Une seule ligne de production sur trois serait en activité.
Photo: iStock Une seule ligne de production sur trois serait en activité.

Une semaine après que les 1030 travailleurs de l’Aluminerie de Bécancour (ABI) eurent été mis en lockout, les négociations sont au point mort.

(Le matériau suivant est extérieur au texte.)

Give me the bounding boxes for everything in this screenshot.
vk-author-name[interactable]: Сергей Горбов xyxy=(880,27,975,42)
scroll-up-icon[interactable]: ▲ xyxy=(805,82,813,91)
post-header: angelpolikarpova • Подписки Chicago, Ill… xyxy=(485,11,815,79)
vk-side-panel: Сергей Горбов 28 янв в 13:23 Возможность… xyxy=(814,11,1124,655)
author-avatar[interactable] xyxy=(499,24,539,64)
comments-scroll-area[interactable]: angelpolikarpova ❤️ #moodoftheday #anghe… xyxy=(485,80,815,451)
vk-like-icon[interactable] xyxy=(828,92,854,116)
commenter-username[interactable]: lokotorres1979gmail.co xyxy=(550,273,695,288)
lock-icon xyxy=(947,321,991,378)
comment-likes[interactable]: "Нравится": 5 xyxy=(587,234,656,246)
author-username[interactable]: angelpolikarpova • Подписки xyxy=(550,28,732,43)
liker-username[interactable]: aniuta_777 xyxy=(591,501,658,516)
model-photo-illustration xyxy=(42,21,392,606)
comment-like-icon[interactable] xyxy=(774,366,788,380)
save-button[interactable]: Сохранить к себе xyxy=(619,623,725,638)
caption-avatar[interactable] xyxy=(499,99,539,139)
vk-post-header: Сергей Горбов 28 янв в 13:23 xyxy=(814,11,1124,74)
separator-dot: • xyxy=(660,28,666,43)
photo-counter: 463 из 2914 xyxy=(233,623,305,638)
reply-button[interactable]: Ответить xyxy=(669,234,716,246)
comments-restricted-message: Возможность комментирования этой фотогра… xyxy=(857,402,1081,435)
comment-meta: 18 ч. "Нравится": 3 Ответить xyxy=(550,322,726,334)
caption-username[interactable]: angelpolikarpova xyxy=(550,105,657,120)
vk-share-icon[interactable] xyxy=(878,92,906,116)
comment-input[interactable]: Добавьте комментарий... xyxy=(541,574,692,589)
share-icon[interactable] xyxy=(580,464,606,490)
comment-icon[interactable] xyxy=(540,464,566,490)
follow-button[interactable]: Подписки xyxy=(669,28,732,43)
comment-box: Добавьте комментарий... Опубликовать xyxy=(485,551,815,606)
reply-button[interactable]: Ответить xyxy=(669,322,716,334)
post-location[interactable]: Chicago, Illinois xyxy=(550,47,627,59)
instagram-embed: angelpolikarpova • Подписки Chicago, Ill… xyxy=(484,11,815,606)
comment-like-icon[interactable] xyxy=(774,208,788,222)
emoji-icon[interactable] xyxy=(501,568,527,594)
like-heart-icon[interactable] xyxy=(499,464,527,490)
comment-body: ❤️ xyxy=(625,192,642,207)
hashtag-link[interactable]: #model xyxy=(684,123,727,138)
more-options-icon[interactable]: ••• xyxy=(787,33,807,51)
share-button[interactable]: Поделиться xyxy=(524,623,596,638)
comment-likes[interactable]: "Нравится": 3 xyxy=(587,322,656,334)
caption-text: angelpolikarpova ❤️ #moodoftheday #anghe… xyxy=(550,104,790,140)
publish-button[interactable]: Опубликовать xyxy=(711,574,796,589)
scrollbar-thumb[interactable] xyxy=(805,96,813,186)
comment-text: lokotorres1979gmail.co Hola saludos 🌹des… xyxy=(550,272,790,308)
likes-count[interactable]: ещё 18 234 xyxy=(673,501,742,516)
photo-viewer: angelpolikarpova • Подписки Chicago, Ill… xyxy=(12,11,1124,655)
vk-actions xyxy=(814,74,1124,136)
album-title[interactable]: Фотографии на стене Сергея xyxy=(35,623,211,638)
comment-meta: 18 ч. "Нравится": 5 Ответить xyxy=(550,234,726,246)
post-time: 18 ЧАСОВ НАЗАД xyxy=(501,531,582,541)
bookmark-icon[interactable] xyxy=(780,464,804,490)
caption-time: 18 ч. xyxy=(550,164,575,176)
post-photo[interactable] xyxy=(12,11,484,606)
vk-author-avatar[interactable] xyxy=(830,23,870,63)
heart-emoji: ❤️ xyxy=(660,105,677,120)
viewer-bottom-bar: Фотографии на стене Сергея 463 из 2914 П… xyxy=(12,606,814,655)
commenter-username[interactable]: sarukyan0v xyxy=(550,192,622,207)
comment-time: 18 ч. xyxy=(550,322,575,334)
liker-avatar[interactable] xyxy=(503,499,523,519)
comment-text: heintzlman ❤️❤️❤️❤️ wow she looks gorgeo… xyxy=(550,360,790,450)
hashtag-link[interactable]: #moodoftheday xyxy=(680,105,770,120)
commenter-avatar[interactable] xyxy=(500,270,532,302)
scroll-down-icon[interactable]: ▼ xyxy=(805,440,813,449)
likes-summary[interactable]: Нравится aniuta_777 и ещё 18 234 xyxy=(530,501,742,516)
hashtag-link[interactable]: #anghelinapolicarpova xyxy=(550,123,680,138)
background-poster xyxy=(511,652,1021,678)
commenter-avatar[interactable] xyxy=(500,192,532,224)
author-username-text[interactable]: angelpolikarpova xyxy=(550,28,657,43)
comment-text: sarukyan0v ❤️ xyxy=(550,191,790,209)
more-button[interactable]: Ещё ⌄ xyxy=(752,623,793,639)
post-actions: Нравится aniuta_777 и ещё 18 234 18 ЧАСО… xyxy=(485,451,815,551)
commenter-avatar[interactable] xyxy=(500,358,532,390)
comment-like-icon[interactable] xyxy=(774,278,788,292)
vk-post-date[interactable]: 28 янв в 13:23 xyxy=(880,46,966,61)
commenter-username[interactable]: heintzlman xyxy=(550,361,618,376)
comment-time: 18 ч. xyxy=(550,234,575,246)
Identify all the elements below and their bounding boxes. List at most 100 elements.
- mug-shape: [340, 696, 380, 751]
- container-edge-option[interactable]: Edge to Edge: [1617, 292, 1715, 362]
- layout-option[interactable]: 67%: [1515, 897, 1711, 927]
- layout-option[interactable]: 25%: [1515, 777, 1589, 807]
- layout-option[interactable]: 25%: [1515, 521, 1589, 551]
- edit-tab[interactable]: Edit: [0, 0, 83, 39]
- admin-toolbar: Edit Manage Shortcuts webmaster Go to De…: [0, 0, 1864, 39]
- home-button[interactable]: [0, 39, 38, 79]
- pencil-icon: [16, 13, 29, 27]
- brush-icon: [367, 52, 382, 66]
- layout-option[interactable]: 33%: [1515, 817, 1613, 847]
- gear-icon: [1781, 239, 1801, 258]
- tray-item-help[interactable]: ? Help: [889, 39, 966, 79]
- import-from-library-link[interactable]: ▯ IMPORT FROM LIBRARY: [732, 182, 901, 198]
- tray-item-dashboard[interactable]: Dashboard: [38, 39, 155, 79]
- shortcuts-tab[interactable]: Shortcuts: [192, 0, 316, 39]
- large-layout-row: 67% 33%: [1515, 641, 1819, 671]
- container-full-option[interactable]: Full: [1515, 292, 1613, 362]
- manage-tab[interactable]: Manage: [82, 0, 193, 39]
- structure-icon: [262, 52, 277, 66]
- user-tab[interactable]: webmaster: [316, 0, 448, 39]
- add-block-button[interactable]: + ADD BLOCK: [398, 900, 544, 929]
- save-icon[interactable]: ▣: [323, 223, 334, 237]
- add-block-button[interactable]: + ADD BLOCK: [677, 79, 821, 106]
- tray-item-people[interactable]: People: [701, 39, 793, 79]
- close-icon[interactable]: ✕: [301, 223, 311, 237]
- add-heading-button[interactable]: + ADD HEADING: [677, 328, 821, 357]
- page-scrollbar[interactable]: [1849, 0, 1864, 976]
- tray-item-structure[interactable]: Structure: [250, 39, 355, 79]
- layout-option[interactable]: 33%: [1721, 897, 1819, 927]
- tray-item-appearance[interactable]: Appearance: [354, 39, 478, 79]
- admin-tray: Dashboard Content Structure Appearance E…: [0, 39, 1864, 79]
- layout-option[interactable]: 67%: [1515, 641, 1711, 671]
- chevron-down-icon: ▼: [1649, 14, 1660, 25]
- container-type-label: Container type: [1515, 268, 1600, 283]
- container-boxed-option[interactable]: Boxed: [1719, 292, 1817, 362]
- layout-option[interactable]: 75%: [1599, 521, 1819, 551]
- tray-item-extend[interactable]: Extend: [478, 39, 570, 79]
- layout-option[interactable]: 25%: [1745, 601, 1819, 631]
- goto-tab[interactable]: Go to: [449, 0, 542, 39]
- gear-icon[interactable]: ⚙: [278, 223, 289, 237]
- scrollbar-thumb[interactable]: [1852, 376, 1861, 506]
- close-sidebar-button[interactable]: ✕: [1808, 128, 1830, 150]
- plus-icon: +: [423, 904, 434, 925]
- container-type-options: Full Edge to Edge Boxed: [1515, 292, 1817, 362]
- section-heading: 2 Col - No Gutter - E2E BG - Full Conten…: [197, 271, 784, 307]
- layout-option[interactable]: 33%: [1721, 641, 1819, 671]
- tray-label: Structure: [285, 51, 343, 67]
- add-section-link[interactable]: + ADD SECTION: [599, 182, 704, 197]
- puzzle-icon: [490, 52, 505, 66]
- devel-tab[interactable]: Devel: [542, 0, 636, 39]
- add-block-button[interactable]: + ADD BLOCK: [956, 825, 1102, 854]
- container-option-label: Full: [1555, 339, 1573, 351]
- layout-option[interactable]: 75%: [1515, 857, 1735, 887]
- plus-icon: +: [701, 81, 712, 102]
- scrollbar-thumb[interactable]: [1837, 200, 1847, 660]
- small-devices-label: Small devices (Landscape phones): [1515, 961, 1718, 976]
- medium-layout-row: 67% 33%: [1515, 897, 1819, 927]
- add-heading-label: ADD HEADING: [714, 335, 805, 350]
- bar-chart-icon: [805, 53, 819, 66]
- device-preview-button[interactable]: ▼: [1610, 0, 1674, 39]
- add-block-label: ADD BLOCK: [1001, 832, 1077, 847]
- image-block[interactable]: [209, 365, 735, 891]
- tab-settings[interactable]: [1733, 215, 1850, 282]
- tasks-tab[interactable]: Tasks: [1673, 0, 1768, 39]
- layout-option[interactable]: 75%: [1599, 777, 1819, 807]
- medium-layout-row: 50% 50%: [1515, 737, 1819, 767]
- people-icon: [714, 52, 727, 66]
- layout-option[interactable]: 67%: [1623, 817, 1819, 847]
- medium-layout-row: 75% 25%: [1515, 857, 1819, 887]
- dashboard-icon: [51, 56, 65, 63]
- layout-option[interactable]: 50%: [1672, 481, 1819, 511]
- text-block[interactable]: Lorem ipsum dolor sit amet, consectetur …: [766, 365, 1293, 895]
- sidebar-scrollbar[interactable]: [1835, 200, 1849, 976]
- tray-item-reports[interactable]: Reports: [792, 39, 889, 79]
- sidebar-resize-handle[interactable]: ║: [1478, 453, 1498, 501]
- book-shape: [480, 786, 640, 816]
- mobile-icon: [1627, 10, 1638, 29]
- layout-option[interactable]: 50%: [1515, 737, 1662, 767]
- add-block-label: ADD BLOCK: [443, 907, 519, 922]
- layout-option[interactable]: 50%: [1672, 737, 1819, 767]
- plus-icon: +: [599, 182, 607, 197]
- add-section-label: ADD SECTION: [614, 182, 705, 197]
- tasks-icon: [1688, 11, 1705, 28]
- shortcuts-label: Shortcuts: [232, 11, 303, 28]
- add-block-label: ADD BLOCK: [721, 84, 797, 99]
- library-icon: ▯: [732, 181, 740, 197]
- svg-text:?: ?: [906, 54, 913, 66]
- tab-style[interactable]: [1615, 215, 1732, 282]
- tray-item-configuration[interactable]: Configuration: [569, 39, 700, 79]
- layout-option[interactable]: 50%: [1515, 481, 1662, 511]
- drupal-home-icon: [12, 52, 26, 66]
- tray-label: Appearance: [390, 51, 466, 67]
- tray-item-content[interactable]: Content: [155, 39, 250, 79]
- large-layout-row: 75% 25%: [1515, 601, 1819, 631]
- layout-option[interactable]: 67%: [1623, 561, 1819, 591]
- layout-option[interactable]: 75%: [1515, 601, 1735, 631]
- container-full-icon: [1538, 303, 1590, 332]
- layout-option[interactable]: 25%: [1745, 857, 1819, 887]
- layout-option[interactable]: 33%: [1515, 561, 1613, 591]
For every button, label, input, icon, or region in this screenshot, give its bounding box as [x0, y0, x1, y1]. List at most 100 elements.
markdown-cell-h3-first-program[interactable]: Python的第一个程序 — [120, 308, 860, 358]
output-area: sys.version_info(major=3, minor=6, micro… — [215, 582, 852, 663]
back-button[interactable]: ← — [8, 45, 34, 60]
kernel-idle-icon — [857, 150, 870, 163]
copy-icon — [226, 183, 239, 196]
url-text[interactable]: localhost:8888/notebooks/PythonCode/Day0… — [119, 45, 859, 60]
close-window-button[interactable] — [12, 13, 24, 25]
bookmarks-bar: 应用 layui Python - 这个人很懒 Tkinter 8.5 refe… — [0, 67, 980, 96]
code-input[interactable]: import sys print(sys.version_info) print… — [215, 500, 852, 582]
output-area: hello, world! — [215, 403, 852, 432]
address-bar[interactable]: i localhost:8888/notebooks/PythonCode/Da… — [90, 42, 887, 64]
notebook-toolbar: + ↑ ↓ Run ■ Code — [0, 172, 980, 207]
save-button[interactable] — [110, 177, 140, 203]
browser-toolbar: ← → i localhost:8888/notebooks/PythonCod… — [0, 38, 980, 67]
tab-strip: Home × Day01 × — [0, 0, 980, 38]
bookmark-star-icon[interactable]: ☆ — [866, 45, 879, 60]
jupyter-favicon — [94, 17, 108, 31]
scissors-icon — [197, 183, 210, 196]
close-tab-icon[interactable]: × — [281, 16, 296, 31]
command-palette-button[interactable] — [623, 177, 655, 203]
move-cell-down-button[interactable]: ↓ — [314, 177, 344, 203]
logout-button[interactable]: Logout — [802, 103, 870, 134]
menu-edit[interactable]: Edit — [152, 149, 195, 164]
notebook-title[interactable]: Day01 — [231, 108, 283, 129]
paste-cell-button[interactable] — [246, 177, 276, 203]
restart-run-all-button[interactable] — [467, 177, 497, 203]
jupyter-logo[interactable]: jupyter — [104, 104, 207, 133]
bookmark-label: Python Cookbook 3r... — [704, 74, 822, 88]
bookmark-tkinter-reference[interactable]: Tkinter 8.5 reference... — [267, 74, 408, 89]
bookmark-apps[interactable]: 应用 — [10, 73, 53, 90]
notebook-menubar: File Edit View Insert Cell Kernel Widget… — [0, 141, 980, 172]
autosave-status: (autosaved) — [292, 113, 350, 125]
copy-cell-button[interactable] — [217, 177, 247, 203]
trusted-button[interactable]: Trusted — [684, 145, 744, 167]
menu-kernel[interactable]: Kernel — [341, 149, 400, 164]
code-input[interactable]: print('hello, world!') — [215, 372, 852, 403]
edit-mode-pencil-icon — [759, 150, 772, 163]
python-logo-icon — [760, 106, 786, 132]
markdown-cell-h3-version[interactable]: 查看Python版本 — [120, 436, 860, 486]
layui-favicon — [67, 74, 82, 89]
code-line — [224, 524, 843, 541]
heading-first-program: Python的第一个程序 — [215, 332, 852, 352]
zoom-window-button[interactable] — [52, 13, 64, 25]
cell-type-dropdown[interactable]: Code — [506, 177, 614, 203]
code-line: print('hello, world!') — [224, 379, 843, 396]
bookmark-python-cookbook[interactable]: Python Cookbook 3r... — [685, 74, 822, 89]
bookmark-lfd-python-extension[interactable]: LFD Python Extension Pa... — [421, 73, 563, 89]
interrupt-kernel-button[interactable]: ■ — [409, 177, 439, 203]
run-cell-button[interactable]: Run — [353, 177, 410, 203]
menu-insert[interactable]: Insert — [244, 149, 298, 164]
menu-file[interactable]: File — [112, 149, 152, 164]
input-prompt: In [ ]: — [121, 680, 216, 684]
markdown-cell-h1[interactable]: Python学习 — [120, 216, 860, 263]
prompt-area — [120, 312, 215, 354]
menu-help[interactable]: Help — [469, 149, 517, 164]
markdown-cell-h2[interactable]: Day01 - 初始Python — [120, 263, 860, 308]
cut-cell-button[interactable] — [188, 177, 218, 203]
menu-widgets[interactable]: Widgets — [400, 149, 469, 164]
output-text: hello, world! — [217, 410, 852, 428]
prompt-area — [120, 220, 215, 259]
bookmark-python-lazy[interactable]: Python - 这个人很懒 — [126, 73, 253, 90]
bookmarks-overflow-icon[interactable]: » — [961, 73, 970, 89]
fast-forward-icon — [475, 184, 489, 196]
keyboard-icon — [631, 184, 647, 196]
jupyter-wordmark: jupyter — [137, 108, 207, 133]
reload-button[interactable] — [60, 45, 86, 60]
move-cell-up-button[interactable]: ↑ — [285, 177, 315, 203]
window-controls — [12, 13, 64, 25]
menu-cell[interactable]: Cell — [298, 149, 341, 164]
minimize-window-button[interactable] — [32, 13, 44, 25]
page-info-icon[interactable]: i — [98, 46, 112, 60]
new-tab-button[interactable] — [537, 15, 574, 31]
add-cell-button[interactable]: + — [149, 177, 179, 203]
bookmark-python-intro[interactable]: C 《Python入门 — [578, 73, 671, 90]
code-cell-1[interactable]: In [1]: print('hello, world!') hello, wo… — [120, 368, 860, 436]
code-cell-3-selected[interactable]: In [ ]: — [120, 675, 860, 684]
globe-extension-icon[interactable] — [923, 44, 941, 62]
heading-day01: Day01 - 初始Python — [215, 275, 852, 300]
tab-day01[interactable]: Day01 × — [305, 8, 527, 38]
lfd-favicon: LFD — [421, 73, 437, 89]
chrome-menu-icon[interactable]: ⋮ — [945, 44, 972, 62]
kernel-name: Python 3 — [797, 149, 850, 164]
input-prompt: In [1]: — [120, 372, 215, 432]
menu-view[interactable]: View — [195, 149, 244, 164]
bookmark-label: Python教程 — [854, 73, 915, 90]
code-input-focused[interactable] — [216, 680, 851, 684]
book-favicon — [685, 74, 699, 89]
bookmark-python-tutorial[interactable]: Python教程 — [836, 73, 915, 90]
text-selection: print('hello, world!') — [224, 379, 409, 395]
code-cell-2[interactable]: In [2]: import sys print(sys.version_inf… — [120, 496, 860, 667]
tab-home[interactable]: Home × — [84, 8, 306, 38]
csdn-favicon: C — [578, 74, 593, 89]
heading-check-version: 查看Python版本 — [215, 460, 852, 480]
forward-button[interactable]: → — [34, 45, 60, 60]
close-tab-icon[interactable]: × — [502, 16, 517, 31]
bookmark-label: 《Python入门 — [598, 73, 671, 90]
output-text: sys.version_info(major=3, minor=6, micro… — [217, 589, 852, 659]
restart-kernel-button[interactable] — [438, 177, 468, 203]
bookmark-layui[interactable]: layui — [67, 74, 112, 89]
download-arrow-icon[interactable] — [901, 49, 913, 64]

Le lockout avait été décrété par la direction d’ABI jeudi dernier à 3 h du matin, après que les travailleurs eurent rejeté les dernières offres patronales. La direction avait alors fait savoir qu’elle continuerait d’exploiter son usine de Bécancour, mais avec des cadres. Et une seule ligne de production sur trois serait en activité.

Au cours d’une entrevue, mercredi, le président de la section locale 9700 du Syndicat des Métallos, affilié à la FTQ, Clément Masse, a rapporté que les négociations n’avaient pas du tout avancé. « Avec l’employeur, non, c’est au point mort. » Dès après le déclenchement du lockout, jeudi dernier, le médiateur avait convoqué les parties à midi. Mais cela n’a rien donné, conclut M. Masse.

« Nous, on est ouvert. On est prêt à s’asseoir et à aller négocier n’importe quand. On pense qu’on a des pistes de solution », a affirmé le dirigeant syndical. Le moral de ses membres est bon malgré tout, assure-t-il. « Ça va bien. C’est sûr qu’au début, il y a eu le choc de départ. Les gens sont en train d’ajuster leur affaire financièrement. Les gens ont été surpris de la rapidité avec laquelle l’employeur nous a mis en lockout. Présentement, on travaille à ajuster la logistique du conflit au niveau des secours de grève et des horaires de piquetage », a-t-il rapporté.

Vendredi dernier, la direction a obtenu une injonction provisoire de la Cour supérieure pour limiter le nombre de piqueteurs aux abords de l’usine. Celle-ci est en vigueur jusqu’au 22 janvier à 17 h. Il est donc interdit au syndicat d’avoir plus de quinze piqueteurs devant les endroits cités dans le jugement. Il est aussi demandé de « s’abstenir de faire ou de participer à toute forme d’occupation, de piquetage, de violence, de vandalisme, de manifestation ou d’obstruction à l’intérieur de l’usine » de Bécancour. Les points en litige portent sur le régime de retraite et le respect de l’ancienneté dans les mouvements de main-d’oeuvre, lorsque des postes deviennent vacants.

Jointe par courriel, la direction de l’entreprise n’a pas émis de commentaires.